The Union finance ministry is in the process of preparing the Budget for the next fiscal year, and it will be presented in less than two months from now. While the revenue position is fairly comfortable for the current year, the government intends to increase spending significantly compared to the budgeted amount. It has asked for Parliament’s approval to spend an additional Rs 3.74 trillion on different heads, though the actual outgo would be less because of savings under other heads. It is not entirely clear at this stage as to what extent it would push up the deficit and increase the government’s borrowing. The borrowing requirement will depend on how the revenue situation pans out in the remaining part of the year and to what extent the government is able to attain its disinvestment target.

Aside from fiscal calculations for the current and next fiscal years, it would also be important to see how the government moves forward on tax reforms to strengthen its finances over the medium term. In the context of goods and services tax, which cannot be altered by the Centre alone, a group of state ministers has been formed to look at rationalising rates to improve tax collection. The focus in the Union Budget will be on direct taxes and the government can take the reforms process forward by simplifying personal income tax. It should remove the distinction between how the income earned through labour and capital is taxed. Income from different types of investment is also treated differently and the distinction should be removed. All income can be taxed at the marginal rate.

This would not only simplify the tax structure but also remove distortions in the system, which affect individuals’ asset allocation. Investment should be made on the basis of an individual’s risk appetite, understanding of products, and asset allocation needs. Investment decisions should not be driven by how a particular instrument is taxed. In terms of taxation, it is often argued that equity investment must be taxed differently from debt because of the element of risk involved. But the risk aspect can be addressed by allowing individuals to offset losses as is the practice currently. It is also said that equity investment needs to be incentivised and higher taxes will discourage investors. The introduction of long-term capital gains tax, however, doesn’t seem to have affected the stock market. On the contrary, fund flows have pushed up valuations in the Indian stock market to a much higher level than in its peers.

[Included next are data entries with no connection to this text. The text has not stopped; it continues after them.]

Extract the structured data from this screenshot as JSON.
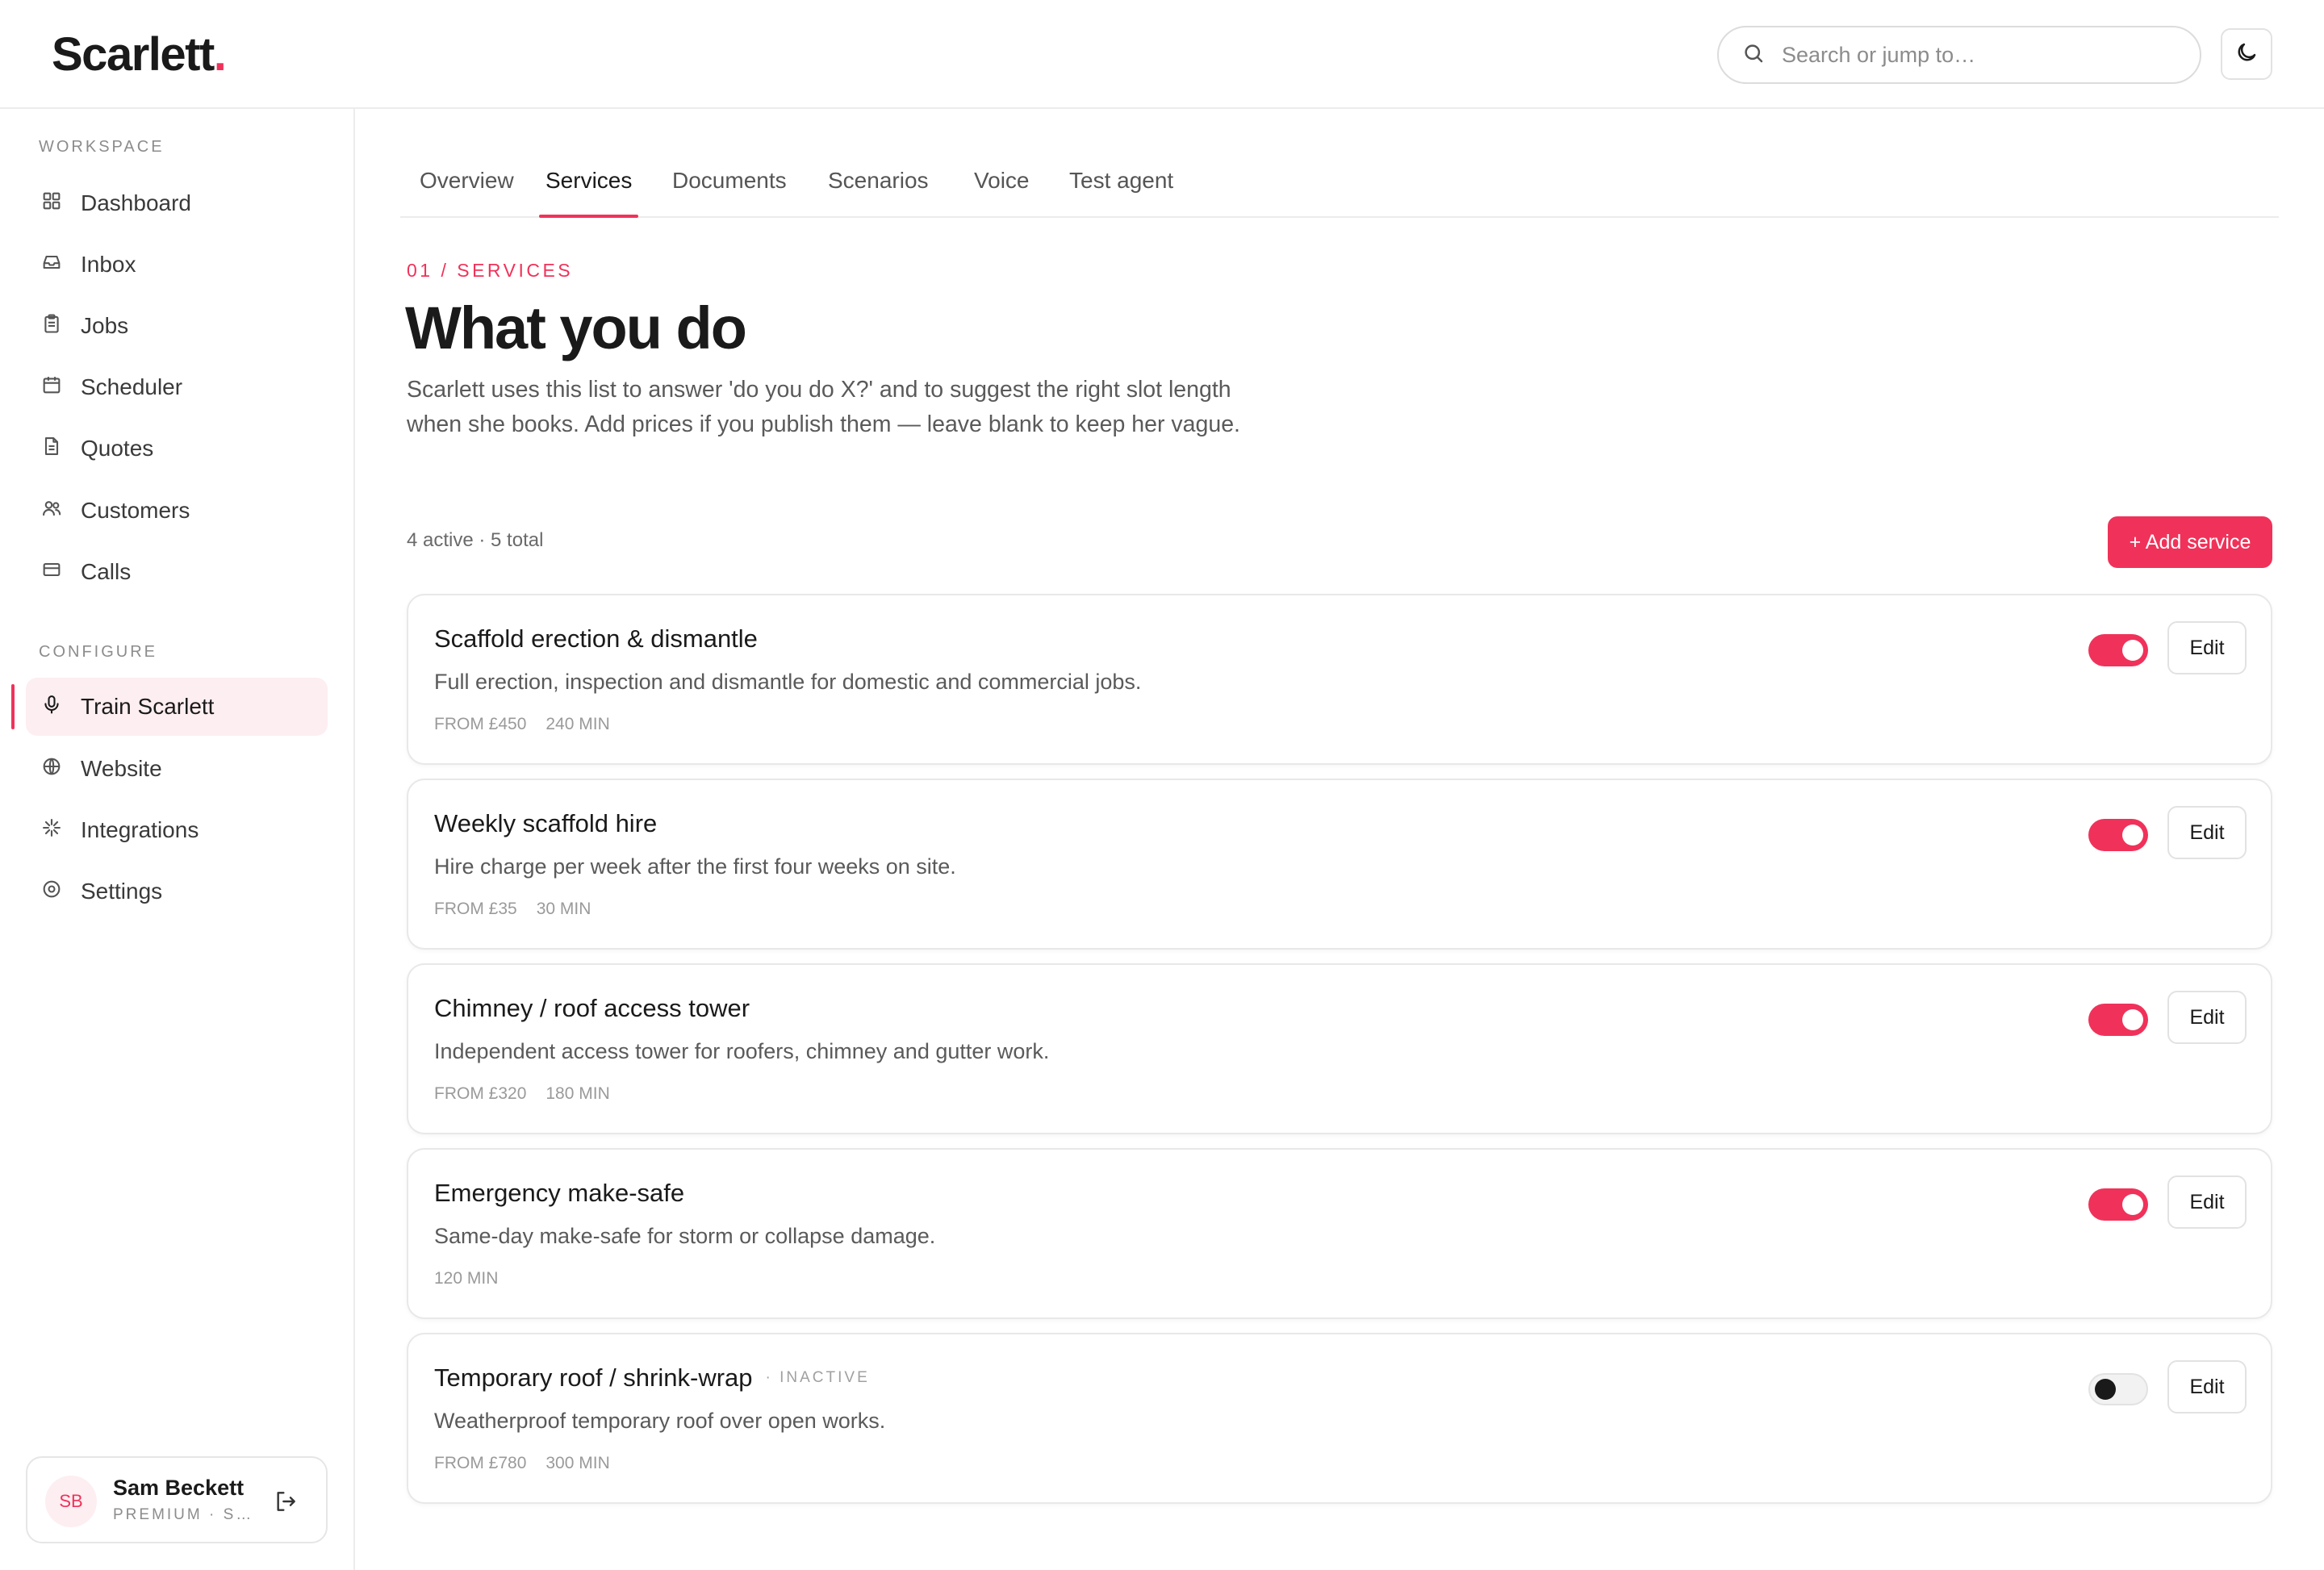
{
  "app": {
    "logo_text": "Scarlett",
    "logo_dot": ".",
    "brand_color": "#f0325a"
  },
  "header": {
    "search_placeholder": "Search or jump to…",
    "search_icon": "search-icon",
    "theme_icon": "moon-icon"
  },
  "sidebar": {
    "workspace_label": "WORKSPACE",
    "workspace_items": [
      {
        "label": "Dashboard",
        "icon": "grid-icon"
      },
      {
        "label": "Inbox",
        "icon": "inbox-icon"
      },
      {
        "label": "Jobs",
        "icon": "clipboard-icon"
      },
      {
        "label": "Scheduler",
        "icon": "calendar-icon"
      },
      {
        "label": "Quotes",
        "icon": "document-icon"
      },
      {
        "label": "Customers",
        "icon": "users-icon"
      },
      {
        "label": "Calls",
        "icon": "phone-card-icon"
      }
    ],
    "configure_label": "CONFIGURE",
    "configure_items": [
      {
        "label": "Train Scarlett",
        "icon": "microphone-icon",
        "active": true
      },
      {
        "label": "Website",
        "icon": "globe-icon"
      },
      {
        "label": "Integrations",
        "icon": "sparkle-icon"
      },
      {
        "label": "Settings",
        "icon": "settings-icon"
      }
    ],
    "user": {
      "initials": "SB",
      "name": "Sam Beckett",
      "plan": "PREMIUM · S…"
    }
  },
  "tabs": [
    {
      "label": "Overview"
    },
    {
      "label": "Services",
      "active": true
    },
    {
      "label": "Documents"
    },
    {
      "label": "Scenarios"
    },
    {
      "label": "Voice"
    },
    {
      "label": "Test agent"
    }
  ],
  "main": {
    "eyebrow": "01 / SERVICES",
    "title": "What you do",
    "description": "Scarlett uses this list to answer 'do you do X?' and to suggest the right slot length when she books. Add prices if you publish them — leave blank to keep her vague.",
    "count": "4 active · 5 total",
    "add_button": "+ Add service"
  },
  "services": [
    {
      "title": "Scaffold erection & dismantle",
      "description": "Full erection, inspection and dismantle for domestic and commercial jobs.",
      "price": "FROM £450",
      "duration": "240 MIN",
      "active": true,
      "badge": "",
      "edit_label": "Edit"
    },
    {
      "title": "Weekly scaffold hire",
      "description": "Hire charge per week after the first four weeks on site.",
      "price": "FROM £35",
      "duration": "30 MIN",
      "active": true,
      "badge": "",
      "edit_label": "Edit"
    },
    {
      "title": "Chimney / roof access tower",
      "description": "Independent access tower for roofers, chimney and gutter work.",
      "price": "FROM £320",
      "duration": "180 MIN",
      "active": true,
      "badge": "",
      "edit_label": "Edit"
    },
    {
      "title": "Emergency make-safe",
      "description": "Same-day make-safe for storm or collapse damage.",
      "price": "",
      "duration": "120 MIN",
      "active": true,
      "badge": "",
      "edit_label": "Edit"
    },
    {
      "title": "Temporary roof / shrink-wrap",
      "description": "Weatherproof temporary roof over open works.",
      "price": "FROM £780",
      "duration": "300 MIN",
      "active": false,
      "badge": "· INACTIVE",
      "edit_label": "Edit"
    }
  ]
}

Taxing investment income at the marginal rate would also help boost tax revenue. Wealthy citizens earn a large part of their income from assets and don’t need tax concessions. Further, the government also needs to review the exemptions. It has, in fact, given an option of lower rates without exemptions, but the need is to take the entire system towards that with more simplification. Again, it is the better-off sections of the population that benefit from exemptions. These changes, thus, will not only simplify the tax system but also boost revenue and make the structure more equitable. However, reforms are only one aspect of boosting tax revenue. The government must also focus on expanding the tax base and make sure everyone pays her or his fair share.